Se da un lato quindi “non ci può essere un movimento femminista di massa per porre fine all’oppressione sessista senza un fronte unito”, dall’altro “il legame duraturo tra le donne può verificarsi solo quando si affrontano le divisioni e vengono prese le misure necessarie per eliminarle”. Il focus va quindi posto proprio su quelle differenze che per anni si è cercato di eliminare o ignorare e che, secondo l’autrice si ritrovano nell’etnia, nella classe sociale, e in generale in tutte le forme di privilegio che creano gerarchie di potere tra le donne. Scegliere il confronto tra donne, anche quando è destabilizzante e sembra minare l’idea romanticizzata di unione è, in realtà, l’unico modo per andare a fondo e costruire una solida sorellanza basata su rispetto e intersezionalità. In questo modo, discutere, essere in disaccordo, mettere in dubbio la propria posizione smantellando gli stereotipi sessisti interiorizzati, diventa una pratica politica e un modo per costruire la vera solidarietà. Secondo bell hooks, infatti, a nutrire la sorellanza dev’essere la “solidarietà politica” che, a differenza del “supporto”, non è occasionale, ma frutto di una scelta di unione, di valori e obiettivi condivisi e di un profondo e difficile lavoro di introspezione e confronto.
La sorellanza proposta da bell hooks, quindi, promuove il recupero del femminile che, nella solidarietà politica, viene valorizzato, ma allo stesso tempo problematizzato per privarlo di retaggi sessisti e discriminatori. Se poi si amplia lo sguardo a un’ottica in cui le caratteristiche tradizionalmente “femminili” sono svincolate dalle norme di genere, la sorellanza può risultare una pratica politica e relazionale inclusiva in grado di coinvolgere le persone al di là di vincoli e costruzioni sociali. In Piccole donne il romanzo di Louisa May Alcott che forse più di ogni altro ha saputo mostrare a generazioni di donne il potere della sorellanza, il rapporto tra le quattro sorelle protagoniste è spesso visto con gli occhi del loro vicino di casa e amico Theodore Laurence, un ragazzo, bianco, ricco e privilegiato. Laurie non ha la mamma e vive circondato da uomini. Pur non conoscendolo, è affascinato e attratto dal mondo femminile e lo sente evidentemente affine a una certa parte di sé che, stringendo amicizia con le sorelle, sceglie di coltivare diventando in un certo senso anch’egli partecipe della sorellanza.

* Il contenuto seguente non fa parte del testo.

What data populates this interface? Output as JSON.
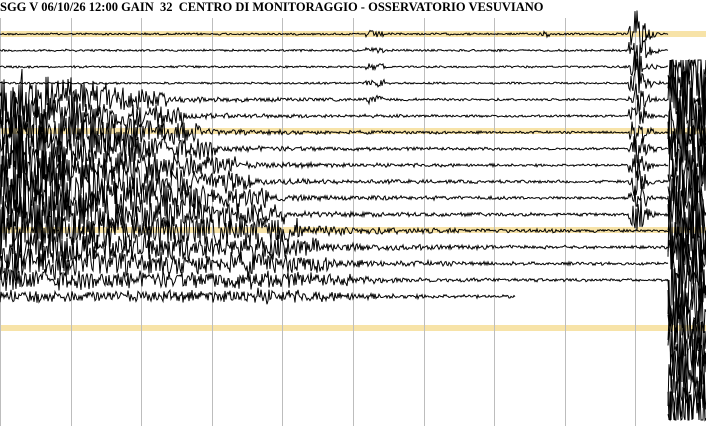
{
  "header": {
    "title": "SGG V 06/10/26 12:00 GAIN  32  CENTRO DI MONITORAGGIO - OSSERVATORIO VESUVIANO"
  }
}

In una società portata a presentare le caratteristiche tradizionalmente femminili come inferiori rispetto a quelle maschili, tanto da penalizzarle nelle donne e a negarle negli uomini, la sorellanza può risultare un mezzo per riscoprirle sotto una nuova luce. In un mondo che collega il femminile a rapporti di competizione e rivalità, la sorellanza, così come intesa da hooks, può mostrare una strada alternativa. Se costruita come esplorazione, problematizzazione e impegno, la sorellanza può davvero diventare un punto di forza e una base di partenza per sviluppare un pensiero femminista sfaccettato, approfondito e inclusivo.